Studenten sollen nicht in Philosophie unterrichtet werden, sondern im Philosophieren
Eine andere Schrift Kants resümiert in einfachen Formulierungen Fundamentales über die Philosophie und das Philosophieren, nämlich die Ankündigung seiner Vorlesung für das Winterhalbjahr 1765/1766. Die ersten dreieinhalb Seiten davon sollten jedem Erstsemester-Studenten der Philosophie und jedem Philosophie-Dozenten zur Pflichtlektüre aufgegeben werden.
Kant kritisiert darin, dass man die Studenten an den Universitäten das Vernünfteln lehre anstatt das Denken. Der Student soll, so Kant, nicht Gedanken, sondern denken lernen; man solle ihn nicht in Philosophie, sondern im Philosophieren unterrichten, denn eine Philosophie, die man lernen könnte, so wie man Mathematik oder Geschichte lernen kann, gebe es nicht.
"Die meisten Sätze über philosophische Dinge sind unsinnig"

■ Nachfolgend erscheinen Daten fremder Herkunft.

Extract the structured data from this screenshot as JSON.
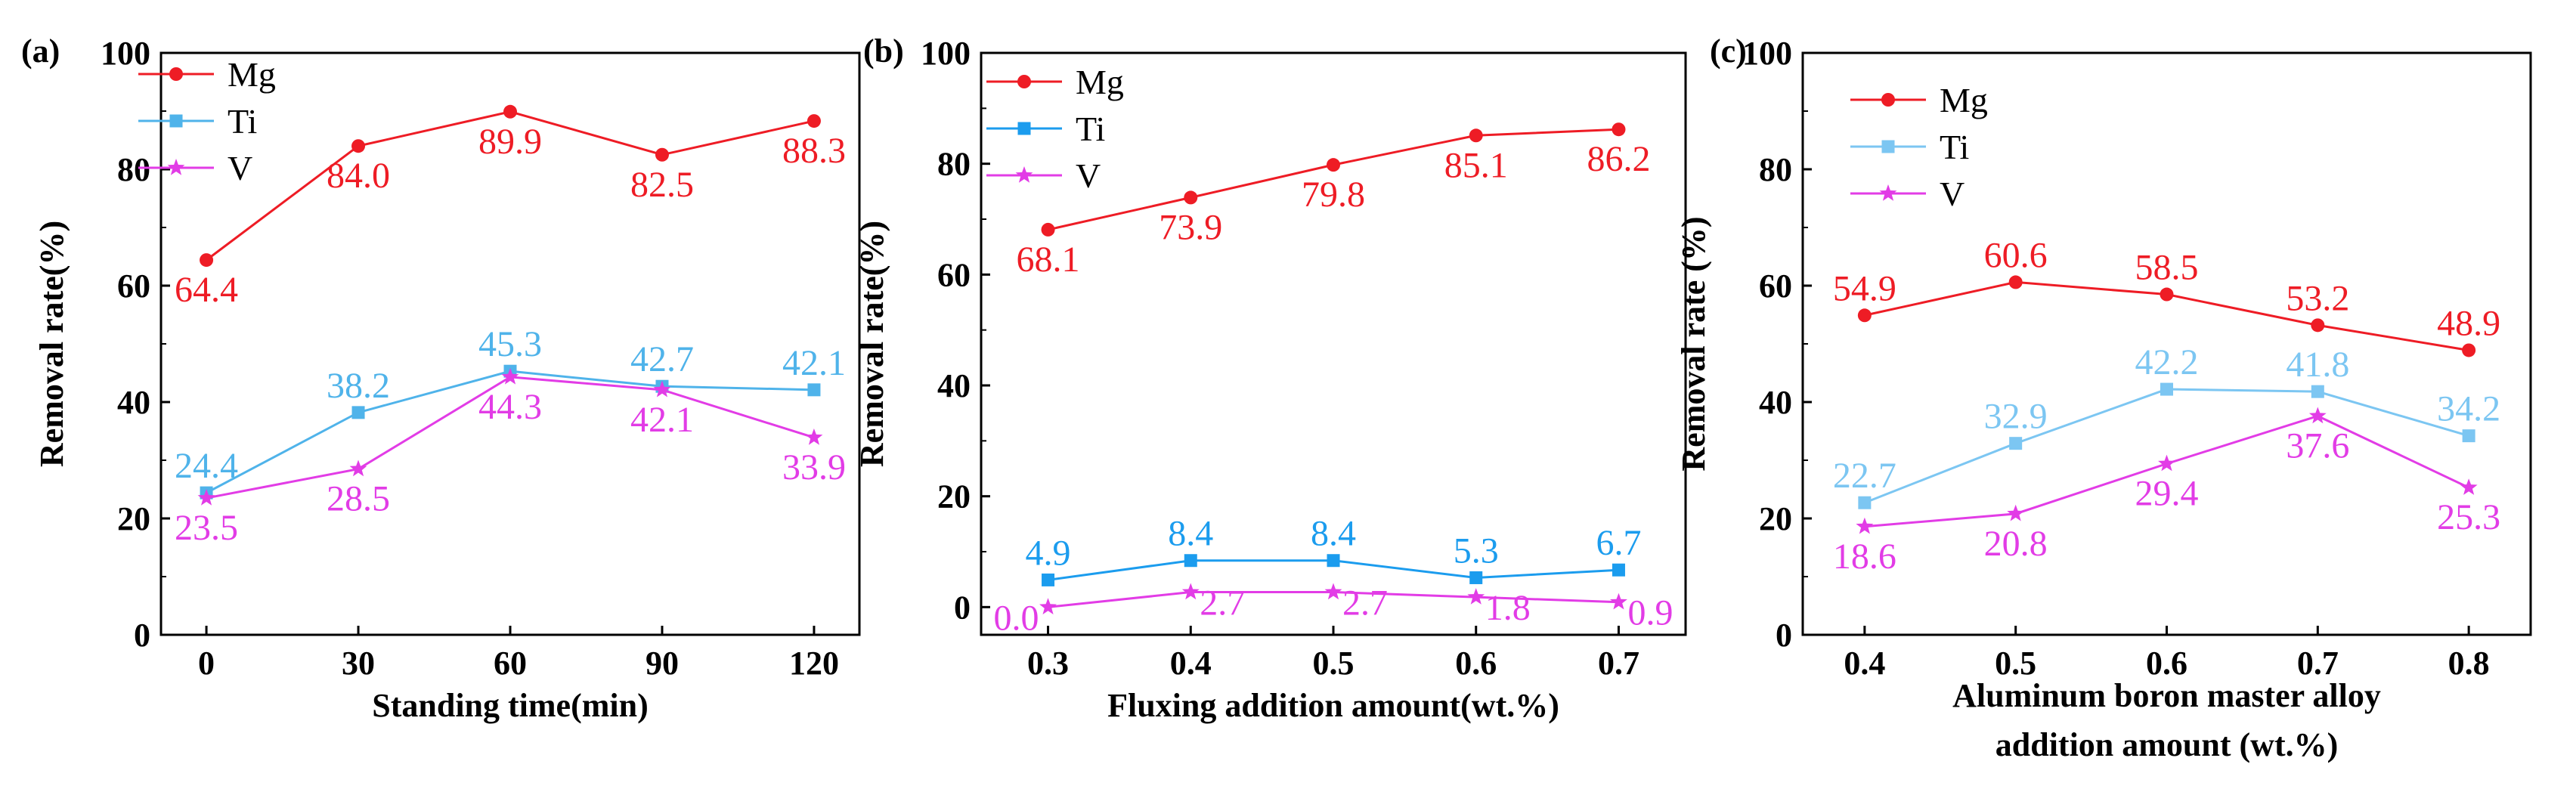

Pflicht der Philosophie müsse es sein, das „Blendwerk, das aus Missdeutung entsprang, aufzuheben, sollte auch noch so viel gepriesener und beliebter Wahn dabei zu nichte gehen". 140 Jahre später hat Ludwig Wittgenstein dieses Postulat in zahllosen Variationen und von immer neuen Blickwinkeln aus durchexerziert. Er fasste dabei schon frühzeitig das Ergebnis in dem nur scheinbar arroganten Satz zusammen: „Die meisten Sätze und Fragen, welche über philosophische Dinge geschrieben worden sind, sind nicht falsch, sondern unsinnig.“ (Tractatus Logico-Philosophicus, para 4.003). Philosophie sei keine Lehre, schreibt Wittgenstein in Anlehnung an Kant, sondern eine Tätigkeit. Ihr Zweck sei die „logische Klärung der Gedanken“. Ihre Ergebnisse seien „nicht philosophische Sätze, sondern das Klarwerden von Sätzen“ (Ebda para 4.112).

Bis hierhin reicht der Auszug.